During the lifetime of the Prophet, the sunnah was for the most part something witnessed in public. As it issued from the Prophet, people heard, saw, and understood. When they were not present and sought reassurance, they could and did refer to the Prophet and asked him directly, face to face, to satisfy their quest. After his death, the companions asked one another. When all those who attended or witnessed the event agreed, their unanimity was tantamount to certainty. For it is not possible that the Prophet's companions, with all their loyalty and sincerity, their personal differences and distinctions, could come up with the same report unless the event was real and its meaning was absolutely clear. Items of the sunnah that fit this description were called sunnah mutawatirah. The sunnah mashbuhah refers to those items that were reported by some companions - not all whose consensus could not have involved mistake, error, or misrepresentation; while sunnah ahad includes items reported by one companion known for his good memory, fidelity, and moral integrity.

Across these divisions lies the distinction between fi`liyyah (action) and qawliyyah (verbal). The former refers to deeds of the Prophet, done once, occasionally, or repeatedly under the witness of the public. To this group belong the rituals and institutions of Islam which continue to be practiced throughout the Muslim world with astounding identity despite the centuries that separate their practice from the Prophet and the total discontinuity of geography, ethnicity, language, and culture among the world's followers of the Prophet. The latter comprises the Prophet's sayings heard by others and necessarily involving a lesser degree of certainty than something witnessed, unless - again like the rituals and institutions - they were repeated on a daily, weekly or yearly basis.

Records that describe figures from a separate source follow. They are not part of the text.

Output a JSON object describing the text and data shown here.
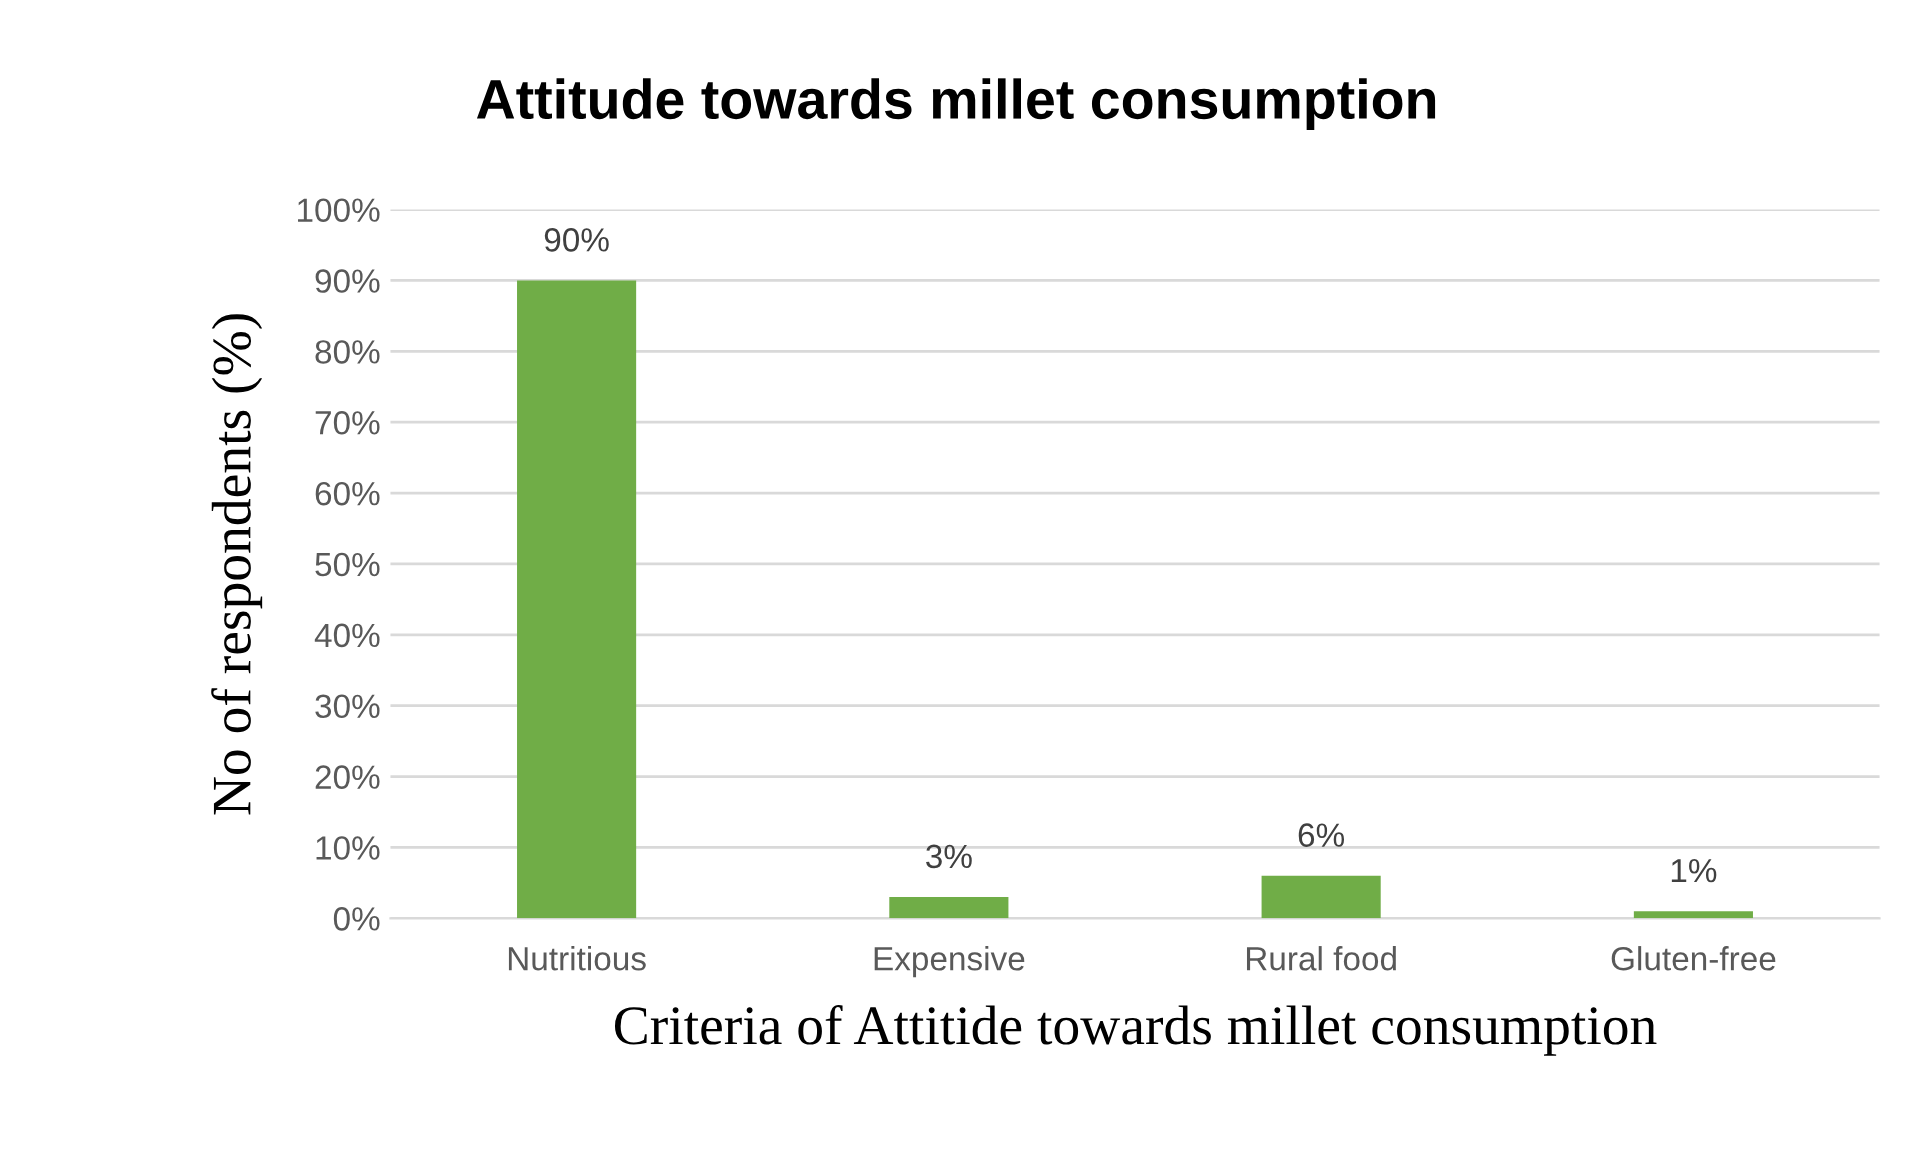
{
  "chart_data": {
    "type": "bar",
    "title": "Attitude towards millet consumption",
    "xlabel": "Criteria of Attitide towards millet consumption",
    "ylabel": "No of respondents (%)",
    "categories": [
      "Nutritious",
      "Expensive",
      "Rural food",
      "Gluten-free"
    ],
    "values": [
      90,
      3,
      6,
      1
    ],
    "color": "#70ad47",
    "value_labels": [
      "90%",
      "3%",
      "6%",
      "1%"
    ],
    "ylim": [
      0,
      100
    ],
    "yticks": [
      {
        "value": 0,
        "label": "0%"
      },
      {
        "value": 10,
        "label": "10%"
      },
      {
        "value": 20,
        "label": "20%"
      },
      {
        "value": 30,
        "label": "30%"
      },
      {
        "value": 40,
        "label": "40%"
      },
      {
        "value": 50,
        "label": "50%"
      },
      {
        "value": 60,
        "label": "60%"
      },
      {
        "value": 70,
        "label": "70%"
      },
      {
        "value": 80,
        "label": "80%"
      },
      {
        "value": 90,
        "label": "90%"
      },
      {
        "value": 100,
        "label": "100%"
      }
    ],
    "grid": "y",
    "legend": false
  }
}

The sunnah thus was heard, witnessed, memorized, recorded, and transmitted to posterity. Since the third century A.H., it has been known through six canonical collections called the sihah (sing. sahih). By order of the rigor with which they carried out their sifting and classification, the collectors of the sihah were al Bukhari (256/870), Muslim (251/865), Abu Da'ud (275/888), Ibn Majah (273/886), al Nasa'i (303/915), and al Tirmidhi (279/892). Among these, the first two stand apart, acknowledged by all Muslims as more critical and authoritative than the rest. Those items commonly found in both their texts are most authoritative of all.